Quantification and the existence of a function
I am trying hard to understand what exactly the axiom of choice (AC) is. I think much of the confusion comes from taking AC obvious not knowing what exactly ZF implies.
AC for nonempty indexed families $(B_x )_{x \in A}$ is represented by $$ \forall x \in A:B_x \neq \varnothing \Rightarrow \exists f \in A \to \cup_{x \in A}B_x:\forall x \in A: f(x) \in B_x $$ where $X \to Y$ denote the set of all functions from $X$ to $Y$.
For example, for sets $X$ and $Y$, and a predicate $P$, the statement $$ \forall x \in X: \exists y \in Y: P(x,y) \Rightarrow \exists f \in X \to Y: \forall x \in X: P(x,f(x)) $$ is a direct consequence of AC as we can define $B_x = \{y \in Y|P(x,y)\}$. My question is, does the statement really need AC in ZF?

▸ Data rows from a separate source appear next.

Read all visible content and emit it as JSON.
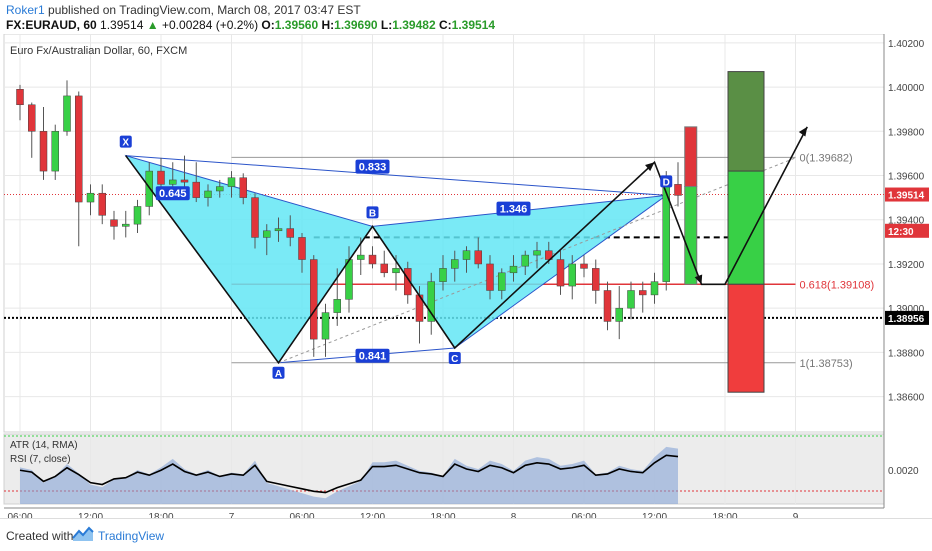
{
  "header": {
    "user": "Roker1",
    "published": "published on TradingView.com, March 08, 2017 03:47 EST",
    "symbol": "FX:EURAUD, 60",
    "price": "1.39514",
    "change": "+0.00284 (+0.2%)",
    "o_label": "O:",
    "o": "1.39560",
    "h_label": "H:",
    "h": "1.39690",
    "l_label": "L:",
    "l": "1.39482",
    "c_label": "C:",
    "c": "1.39514"
  },
  "footer": {
    "created": "Created with",
    "brand": "TradingView"
  },
  "colors": {
    "up": "#38d046",
    "down": "#e0353a",
    "pattern_fill": "#63e6f5",
    "pattern_line": "#2b54c9",
    "label_bg": "#1a3fd6",
    "grid": "#e8e8e8"
  },
  "chart_data": {
    "type": "candlestick",
    "title": "Euro Fx/Australian Dollar, 60, FXCM",
    "price_ylim": [
      1.3844,
      1.4024
    ],
    "price_ticks": [
      "1.40200",
      "1.40000",
      "1.39800",
      "1.39600",
      "1.39400",
      "1.39200",
      "1.39000",
      "1.38800",
      "1.38600"
    ],
    "time_labels": [
      "06:00",
      "12:00",
      "18:00",
      "7",
      "06:00",
      "12:00",
      "18:00",
      "8",
      "06:00",
      "12:00",
      "18:00",
      "9"
    ],
    "time_label_index": [
      0,
      6,
      12,
      18,
      24,
      30,
      36,
      42,
      48,
      54,
      60,
      66
    ],
    "price_tags": [
      {
        "text": "1.39514",
        "price": 1.39514,
        "color": "#e0353a"
      },
      {
        "text": "12:30",
        "price": 1.3935,
        "color": "#e0353a"
      },
      {
        "text": "1.38956",
        "price": 1.38956,
        "color": "#000000"
      }
    ],
    "candles": [
      [
        1.3999,
        1.4001,
        1.3985,
        1.3992
      ],
      [
        1.3992,
        1.3993,
        1.3968,
        1.398
      ],
      [
        1.398,
        1.3991,
        1.3958,
        1.3962
      ],
      [
        1.3962,
        1.3983,
        1.3958,
        1.398
      ],
      [
        1.398,
        1.4003,
        1.3978,
        1.3996
      ],
      [
        1.3996,
        1.3998,
        1.3928,
        1.3948
      ],
      [
        1.3948,
        1.3956,
        1.3942,
        1.3952
      ],
      [
        1.3952,
        1.3956,
        1.3938,
        1.3942
      ],
      [
        1.394,
        1.3944,
        1.3931,
        1.3937
      ],
      [
        1.3937,
        1.3944,
        1.3932,
        1.3938
      ],
      [
        1.3938,
        1.3949,
        1.3934,
        1.3946
      ],
      [
        1.3946,
        1.3966,
        1.3942,
        1.3962
      ],
      [
        1.3962,
        1.3968,
        1.3952,
        1.3956
      ],
      [
        1.3956,
        1.3966,
        1.3952,
        1.3958
      ],
      [
        1.3958,
        1.3969,
        1.3954,
        1.3957
      ],
      [
        1.3957,
        1.3966,
        1.3948,
        1.395
      ],
      [
        1.395,
        1.3956,
        1.3946,
        1.3953
      ],
      [
        1.3953,
        1.3958,
        1.395,
        1.3955
      ],
      [
        1.3955,
        1.3962,
        1.395,
        1.3959
      ],
      [
        1.3959,
        1.3961,
        1.3947,
        1.395
      ],
      [
        1.395,
        1.3952,
        1.3927,
        1.3932
      ],
      [
        1.3932,
        1.3938,
        1.3924,
        1.3935
      ],
      [
        1.3935,
        1.3941,
        1.393,
        1.3936
      ],
      [
        1.3936,
        1.3942,
        1.3928,
        1.3932
      ],
      [
        1.3932,
        1.3934,
        1.3916,
        1.3922
      ],
      [
        1.3922,
        1.3924,
        1.3878,
        1.3886
      ],
      [
        1.3886,
        1.3902,
        1.3878,
        1.3898
      ],
      [
        1.3898,
        1.3918,
        1.3892,
        1.3904
      ],
      [
        1.3904,
        1.3928,
        1.3898,
        1.3922
      ],
      [
        1.3922,
        1.3932,
        1.3915,
        1.3924
      ],
      [
        1.3924,
        1.3928,
        1.3918,
        1.392
      ],
      [
        1.392,
        1.3926,
        1.3914,
        1.3916
      ],
      [
        1.3916,
        1.3924,
        1.3908,
        1.3918
      ],
      [
        1.3918,
        1.3921,
        1.3902,
        1.3906
      ],
      [
        1.3906,
        1.391,
        1.3884,
        1.3894
      ],
      [
        1.3894,
        1.3916,
        1.3888,
        1.3912
      ],
      [
        1.3912,
        1.3924,
        1.3908,
        1.3918
      ],
      [
        1.3918,
        1.3926,
        1.3912,
        1.3922
      ],
      [
        1.3922,
        1.3928,
        1.3916,
        1.3926
      ],
      [
        1.3926,
        1.3932,
        1.3918,
        1.392
      ],
      [
        1.392,
        1.3924,
        1.3904,
        1.3908
      ],
      [
        1.3908,
        1.3918,
        1.3904,
        1.3916
      ],
      [
        1.3916,
        1.3924,
        1.3912,
        1.3919
      ],
      [
        1.3919,
        1.3926,
        1.3915,
        1.3924
      ],
      [
        1.3924,
        1.393,
        1.3918,
        1.3926
      ],
      [
        1.3926,
        1.393,
        1.392,
        1.3922
      ],
      [
        1.3922,
        1.3926,
        1.3906,
        1.391
      ],
      [
        1.391,
        1.3924,
        1.3904,
        1.392
      ],
      [
        1.392,
        1.3924,
        1.3914,
        1.3918
      ],
      [
        1.3918,
        1.3922,
        1.3902,
        1.3908
      ],
      [
        1.3908,
        1.3912,
        1.389,
        1.3894
      ],
      [
        1.3894,
        1.391,
        1.3886,
        1.39
      ],
      [
        1.39,
        1.3912,
        1.3895,
        1.3908
      ],
      [
        1.3908,
        1.3912,
        1.3898,
        1.3906
      ],
      [
        1.3906,
        1.3916,
        1.3902,
        1.3912
      ],
      [
        1.3912,
        1.3962,
        1.3908,
        1.3958
      ],
      [
        1.3956,
        1.3966,
        1.3946,
        1.3951
      ]
    ],
    "patterns": {
      "points": [
        {
          "label": "X",
          "i": 9,
          "price": 1.3969
        },
        {
          "label": "A",
          "i": 22,
          "price": 1.38753
        },
        {
          "label": "B",
          "i": 30,
          "price": 1.3937
        },
        {
          "label": "C",
          "i": 37,
          "price": 1.3882
        },
        {
          "label": "D",
          "i": 55,
          "price": 1.3951
        }
      ],
      "ratios": [
        {
          "text": "0.645",
          "i": 13,
          "price": 1.3952
        },
        {
          "text": "0.833",
          "i": 30,
          "price": 1.3964
        },
        {
          "text": "1.346",
          "i": 42,
          "price": 1.3945
        },
        {
          "text": "0.841",
          "i": 30,
          "price": 1.38785
        }
      ]
    },
    "fib_levels": [
      {
        "text": "0(1.39682)",
        "price": 1.39682
      },
      {
        "text": "0.618(1.39108)",
        "price": 1.39108
      },
      {
        "text": "1(1.38753)",
        "price": 1.38753
      }
    ],
    "dashed_level": 1.3932,
    "dotted_level": 1.38956,
    "indicator": {
      "labels": [
        "ATR (14, RMA)",
        "RSI (7, close)"
      ],
      "tick": "0.0020",
      "rsi": [
        48,
        45,
        30,
        38,
        52,
        41,
        28,
        25,
        34,
        36,
        45,
        40,
        48,
        58,
        46,
        40,
        45,
        38,
        42,
        40,
        56,
        30,
        26,
        22,
        18,
        14,
        12,
        20,
        26,
        32,
        54,
        54,
        56,
        50,
        44,
        42,
        38,
        58,
        50,
        46,
        56,
        52,
        44,
        56,
        60,
        58,
        50,
        52,
        56,
        40,
        42,
        50,
        46,
        44,
        60,
        72,
        70
      ]
    }
  }
}
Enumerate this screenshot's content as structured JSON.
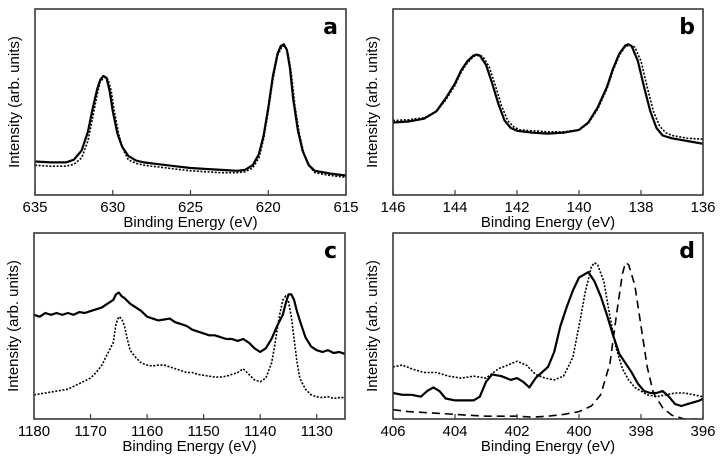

Yes, AC is necessary for your statement because you can also prove AC from your statement in ZF:
To see this, assume your statement $$ \forall x \in X: \exists y \in Y: P(x,y) \Rightarrow \exists f \in X \to Y: \forall x \in X: P(x,f(x)) \quad \cdots (\star) $$
Next, assume the hypotheses of AC. That is, let $(B_x)_{x \in A}$ be an indexed family and suppose for all $x \in A$, we have $B_x \neq \varnothing$. So let $x \in A$. Since $B_x \neq \varnothing$ and $B_x \subseteq \bigcup_{x \in A} B_x$, the condition $\exists y \in \bigcup_{x \in A} B_x : y \in B_x$ is satisfied. Hence, by setting
- $X := A$
- $Y := \bigcup_{x \in A} B_x$
- $P(x, y) := y \in B_x$
In your statement $(\star)$, we get the conclusion that there exists some $f \in X \to Y$ i.e. $f \in A \to \bigcup_{x \in A} B_x$ such that for all $x \in X$ i.e. $x \in A$, we have $P(x, f(x))$ i.e. $f(x) \in B_x$.
This is exactly the conclusion you need for AC.